子育て前半を豊かな文化の日本で過ごし、いざイギリスに移ろうとしたのだけど
夫の母国イギリスは、子育てするには治安が悪かった。
 
まだ小さかった時にあった友人の子供まで、殺人事件に関わるような。
 
荒れたロンドンで育った夫でも、帰国を思いとどまって
友人たちも「戻ってきてほしいけど、戻ってくるな。

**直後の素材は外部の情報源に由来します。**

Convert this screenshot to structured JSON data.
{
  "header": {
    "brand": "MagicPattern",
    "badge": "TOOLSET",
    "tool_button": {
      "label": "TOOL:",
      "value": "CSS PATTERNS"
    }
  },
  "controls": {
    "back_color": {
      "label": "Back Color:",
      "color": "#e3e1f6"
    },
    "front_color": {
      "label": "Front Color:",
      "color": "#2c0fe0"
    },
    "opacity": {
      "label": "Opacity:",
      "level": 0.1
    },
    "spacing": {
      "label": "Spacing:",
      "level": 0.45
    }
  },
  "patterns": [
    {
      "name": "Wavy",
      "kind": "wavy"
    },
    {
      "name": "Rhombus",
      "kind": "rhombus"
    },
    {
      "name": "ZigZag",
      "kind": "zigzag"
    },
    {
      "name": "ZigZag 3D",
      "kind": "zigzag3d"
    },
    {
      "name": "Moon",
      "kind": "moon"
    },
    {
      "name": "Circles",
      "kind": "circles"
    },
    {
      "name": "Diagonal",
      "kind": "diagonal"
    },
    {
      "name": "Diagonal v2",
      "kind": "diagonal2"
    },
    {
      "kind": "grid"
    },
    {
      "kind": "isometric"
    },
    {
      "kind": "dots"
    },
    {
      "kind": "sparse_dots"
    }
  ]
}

」というほどだった。
 
そして、一か八かで、NZの永住権を申請してみたら許可が下りたので
オークランドに移住した。
 
あっという間に、10年目に突入した。
 
NZでの子育ても10年ほどなので、子供たちの仲良しを通じて
ママ友達やその家族もひっくるめて、お互い助け合っている。
 
周りのママ友達は、ほとんどキウイやヨーロッパからの移民なのだけれど
のんびりNZで、のほほんと子育てしているか?っていうとそんなことは全然ない。
そんなこと言ったら、みんなきっと怒る。
 
我が家も子供のためにあれこれ考えて、がんばっているけど
周りには本当に長い間努力している人たちがいる。
 
だからしんどい時は、お互いになぐさめたり、励まさずにはいられない。
キツイのが少し和らいで、なんとか乗り越えられるように。
 
子供の教育に悩んだり、先生や学校と話し合ったり、もめたり
子供のいいとこ伸ばそうと、伸ばして将来自立していけるようにと
みんな一生懸命なのだ。
 
それは、どこにいてもおんなじじゃないだろうか。
日本でも。のんびりっぽいNZでも。他の国でも。
 
NZの生活を書いていくのに、いいことだけを書いていくのは
私にとっては、ウソだ。
 
暮らして見たら「なんか違う。」ってかなり多くの移民が思うのは
苦い部分を、移住前に知る機会が少なかったからじゃないだろうか。
 
それに私たちは、夫の方が特にそうだけれども
NZで生まれたり育ってきたりしてきた移民の子供たちから
 
英語のレベルが、環境・能力・仕事に十分だったり
自分の納得するレベルに達していないという悩みをたくさん聞く。
 
それはほとんどがアジア人だ。
その悩みの中には、かなり深刻な場合もある。
 
英語習得の明るい「成功例」は表に出やすいし、移民が信じたいこと。
「うちの子は、うまくやっているんだ。」と。
 
英語力がネイティヴのように身についていない
あるいは英語も母国語も中途半端な状態は、表には出にくい。
ほとんどが隠しているし、「親には言っていない。」から。
 
両方の言語が中途半端なのを「ダブルリミッテッド」というらしく
この呼び名を好まない人もいるようだけど、好き嫌いに関わらず
こういう状態に苦しんでいる人たちがいるわけで
 
その苦しさを聞いて明かされるたびに、本当に気の毒でならない。
親は何してきたの?
 
いろんな人たちの、たくさんの苦い思いを隠せない。隠すのは、ウソだ。
 
だから、苦しいのも、楽しいのも、書き残していこうと思う。